It would be a long drive, but that’s why I left. That’s why I came. Because I need to see it all. I drove southwest across Virginia, and the farther west I went, the country opened itself up and out. There became hills and windey roads. I stopped at an overlook to take in the panorama; I looked down and didn’t spend too much time trying to decipher the bit of graffiti left on lover’s leap. Country stores and local everything dotted the state route, but it was taking too long. I headed for the interstate and put the hammer down. There were rivers in Tennessee that were unmarked, and I so desperately wanted to know the place I was crossing–what was the name of that mountain on the other side? But there’s no time, I have to keep going.
I was woefully underdressed when I arrived at the hotel in Knoxville. I greeted a wedding party in shorts and flip flops, dumped my backpack at the front desk and waited to check in, then wished the groom congratulations in the elevator. He seemed tired and tentative about everything around him, but he said it had been a good day. Knoxville was nice to pass through, but there were places I liked more.
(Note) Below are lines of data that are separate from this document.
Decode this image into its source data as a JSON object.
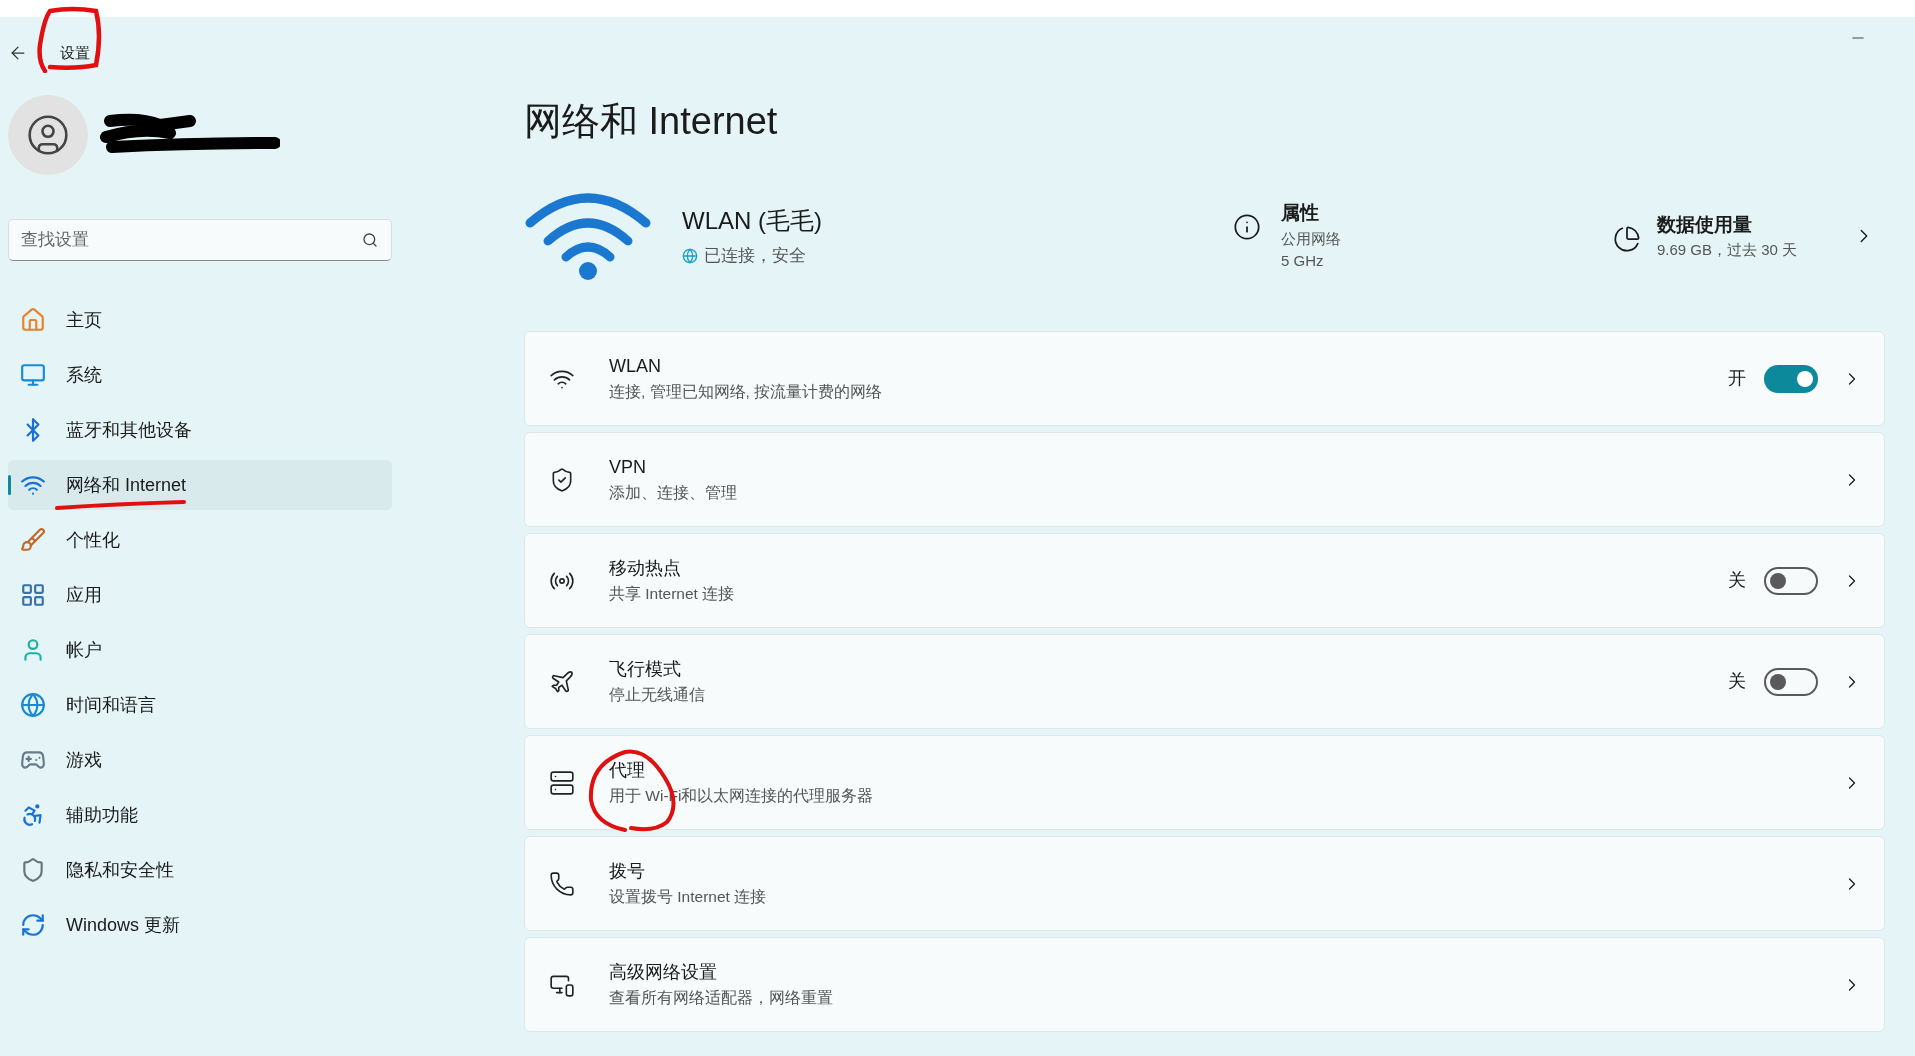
{
  "window": {
    "title": "设置"
  },
  "user": {
    "kind": "redacted"
  },
  "search": {
    "placeholder": "查找设置"
  },
  "sidebar": {
    "items": [
      {
        "label": "主页",
        "selected": false
      },
      {
        "label": "系统",
        "selected": false
      },
      {
        "label": "蓝牙和其他设备",
        "selected": false
      },
      {
        "label": "网络和 Internet",
        "selected": true
      },
      {
        "label": "个性化",
        "selected": false
      },
      {
        "label": "应用",
        "selected": false
      },
      {
        "label": "帐户",
        "selected": false
      },
      {
        "label": "时间和语言",
        "selected": false
      },
      {
        "label": "游戏",
        "selected": false
      },
      {
        "label": "辅助功能",
        "selected": false
      },
      {
        "label": "隐私和安全性",
        "selected": false
      },
      {
        "label": "Windows 更新",
        "selected": false
      }
    ]
  },
  "page": {
    "title": "网络和 Internet"
  },
  "connection": {
    "name": "WLAN (毛毛)",
    "status": "已连接，安全",
    "properties": {
      "title": "属性",
      "lines": [
        "公用网络",
        "5 GHz"
      ]
    },
    "data_usage": {
      "title": "数据使用量",
      "detail": "9.69 GB，过去 30 天"
    }
  },
  "settings": [
    {
      "kind": "toggle",
      "title": "WLAN",
      "subtitle": "连接, 管理已知网络, 按流量计费的网络",
      "state_label": "开",
      "on": true
    },
    {
      "kind": "link",
      "title": "VPN",
      "subtitle": "添加、连接、管理"
    },
    {
      "kind": "toggle",
      "title": "移动热点",
      "subtitle": "共享 Internet 连接",
      "state_label": "关",
      "on": false
    },
    {
      "kind": "toggle",
      "title": "飞行模式",
      "subtitle": "停止无线通信",
      "state_label": "关",
      "on": false
    },
    {
      "kind": "link",
      "title": "代理",
      "subtitle": "用于 Wi-Fi和以太网连接的代理服务器"
    },
    {
      "kind": "link",
      "title": "拨号",
      "subtitle": "设置拨号 Internet 连接"
    },
    {
      "kind": "link",
      "title": "高级网络设置",
      "subtitle": "查看所有网络适配器，网络重置"
    }
  ]
}
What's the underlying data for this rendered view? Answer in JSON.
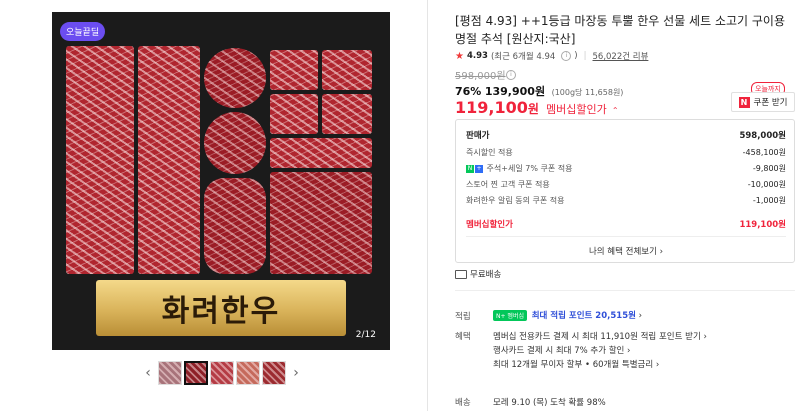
{
  "gallery": {
    "badge": "오늘끝딜",
    "brand_text": "화려한우",
    "counter": "2/12",
    "prev_arrow": "‹",
    "next_arrow": "›"
  },
  "product": {
    "title": "[평점 4.93] ++1등급 마장동 투뿔 한우 선물 세트 소고기 구이용 명절 추석 [원산지:국산]",
    "rating": "4.93",
    "rating_detail": "(최근 6개월 4.94",
    "rating_detail_end": ")",
    "review_count": "56,022건 리뷰",
    "original_price": "598,000원",
    "discount_pct": "76%",
    "sale_price": "139,900원",
    "unit_price": "(100g당 11,658원)",
    "member_price": "119,100",
    "member_won": "원",
    "member_label": "멤버십할인가",
    "coupon_tag": "오늘까지",
    "coupon_button": "쿠폰 받기"
  },
  "breakdown": {
    "head": {
      "label": "판매가",
      "amount": "598,000원"
    },
    "rows": [
      {
        "label": "즉시할인 적용",
        "amount": "-458,100원"
      },
      {
        "label": "주석+세일 7% 쿠폰 적용",
        "amount": "-9,800원"
      },
      {
        "label": "스토어 찐 고객 쿠폰 적용",
        "amount": "-10,000원"
      },
      {
        "label": "화려한우 알림 동의 쿠폰 적용",
        "amount": "-1,000원"
      }
    ],
    "total": {
      "label": "멤버십할인가",
      "amount": "119,100원"
    },
    "benefit_link": "나의 혜택 전체보기 ›"
  },
  "shipping": {
    "free": "무료배송",
    "label": "배송",
    "detail": "모레 9.10 (목) 도착 확률 98%"
  },
  "points": {
    "label": "적립",
    "badge": "N+ 멤버십",
    "text": "최대 적립 포인트 20,515원",
    "chevron": "›"
  },
  "benefits": {
    "label": "혜택",
    "lines": [
      "멤버십 전용카드 결제 시 최대 11,910원 적립 포인트 받기 ›",
      "행사카드 결제 시 최대 7% 추가 할인 ›",
      "최대 12개월 무이자 할부 • 60개월 특별금리 ›"
    ]
  },
  "colors": {
    "accent_red": "#f0233b",
    "naver_green": "#03c75a",
    "point_blue": "#2f4fd8"
  }
}
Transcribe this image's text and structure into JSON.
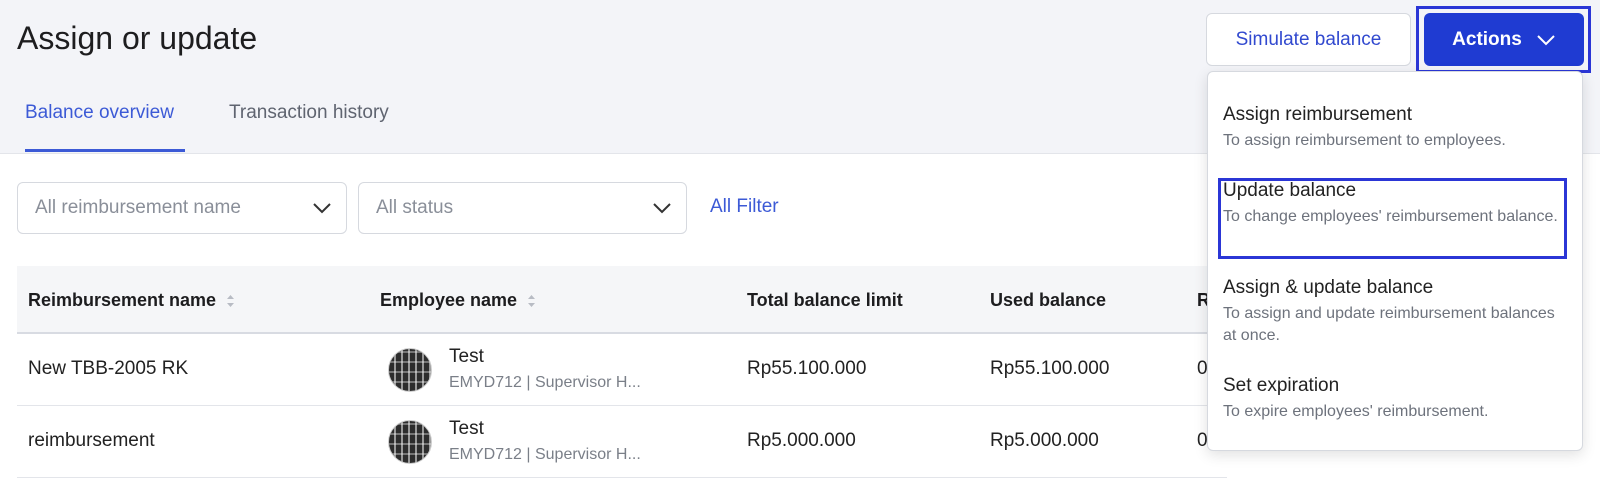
{
  "page": {
    "title": "Assign or update"
  },
  "tabs": [
    {
      "label": "Balance overview",
      "active": true
    },
    {
      "label": "Transaction history",
      "active": false
    }
  ],
  "header_buttons": {
    "simulate": "Simulate balance",
    "actions": "Actions"
  },
  "filters": {
    "reimbursement_placeholder": "All reimbursement name",
    "status_placeholder": "All status",
    "all_filter": "All Filter"
  },
  "table": {
    "columns": [
      "Reimbursement name",
      "Employee name",
      "Total balance limit",
      "Used balance",
      "R"
    ],
    "rows": [
      {
        "reimbursement": "New TBB-2005 RK",
        "employee_name": "Test",
        "employee_sub": "EMYD712 | Supervisor H...",
        "total_limit": "Rp55.100.000",
        "used": "Rp55.100.000",
        "remaining": "0"
      },
      {
        "reimbursement": "reimbursement",
        "employee_name": "Test",
        "employee_sub": "EMYD712 | Supervisor H...",
        "total_limit": "Rp5.000.000",
        "used": "Rp5.000.000",
        "remaining": "0"
      }
    ]
  },
  "actions_menu": [
    {
      "title": "Assign reimbursement",
      "desc": "To assign reimbursement to employees."
    },
    {
      "title": "Update balance",
      "desc": "To change employees' reimbursement balance."
    },
    {
      "title": "Assign & update balance",
      "desc": "To assign and update reimbursement balances at once."
    },
    {
      "title": "Set expiration",
      "desc": "To expire employees' reimbursement."
    }
  ],
  "colors": {
    "accent": "#1f3bd2",
    "link": "#3c5ad6",
    "highlight_border": "#2b36d6"
  }
}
And the drive continued, heading through Alabama on the interstate, I felt I needed to make better time this day. Approaching Montgomery, I noticed the government buildings were beautiful, and it was hard for me to fathom that THIS is living history before me. Names, places, events that had been black and white words in a textbook were right here, and right now, and what that means to me today.
On the drive home I felt very much the same way. I exclaimed I couldn’t swing a dead cat and not hit something historic. He asked, “Oh? Where is that?” I said, “It’s called the SOUTH.” I’ll never forget the road that runs between Montgomery and Macon, lined with tallest pines. Georgia is filled with pines. And history. I wanted to stop and visit the Tuskeegee Airmen’s museum, and later the Civil War Naval museum, but I had to keep going. I know what to see next time, maybe when the leaves are changing. I was headed for Charleston, SC and by the time I reached my hotel at midnight it was 85 degrees and just about 100% humidity. The air felt positively nuclear. On my way home from Charleston, I couldn’t take my eyes off the palmettos on state route 17, the dirt roads that come down to to meet the route, dotted with shacks and sheds where people sit and sell woven baskets. In some places there were mansions and plantations fronted by brick or low iron gates, behind were enormous trees. I was struck by the first names of slaves, people’s fingers touched these branches so long ago, and I’m just passing through history, making my way back to a little dot on the beach, whose history is only in teenagerhood. Full disclosure: I did make a rest stop in Myrtle Beach and bought a gauzy little blouse-thing, melon-colored, that will be nice for sunset.
When I got home the first thing I did after dumping my gear was drink some homemade tea, so unsweetened and cold. I put the air conditioning on to dry out the house and marveled at how much my plant seemed to have grown. He is unstoppable. I brought home a sweet potato vine, and I think she will keep everyone good company on the sill. I missed my beach halfway through the visit and definitely in the middle of Georgia. I took my drink down to the water and walked a long way in it, wondering what it would look like in the morning.
Someday I will write about Arizona, but it’s hard to find the right words that mean “breathtaking mountain that comes up from nowhere, surrounded by plains, dotted with cactus and humans who’ve grown so strong and hard as to survive here.” Every time I stand on that mountain, or look down from that plane and watch geography shift, heave, and lie, I lose my words.
Sandra Davies said:
Aah – thank you for this. I’m still wallowing in memories of the week – the voices and astoundment at the vivid talent. Your comments, conversations on and enjoyment of the history added to my appreciation.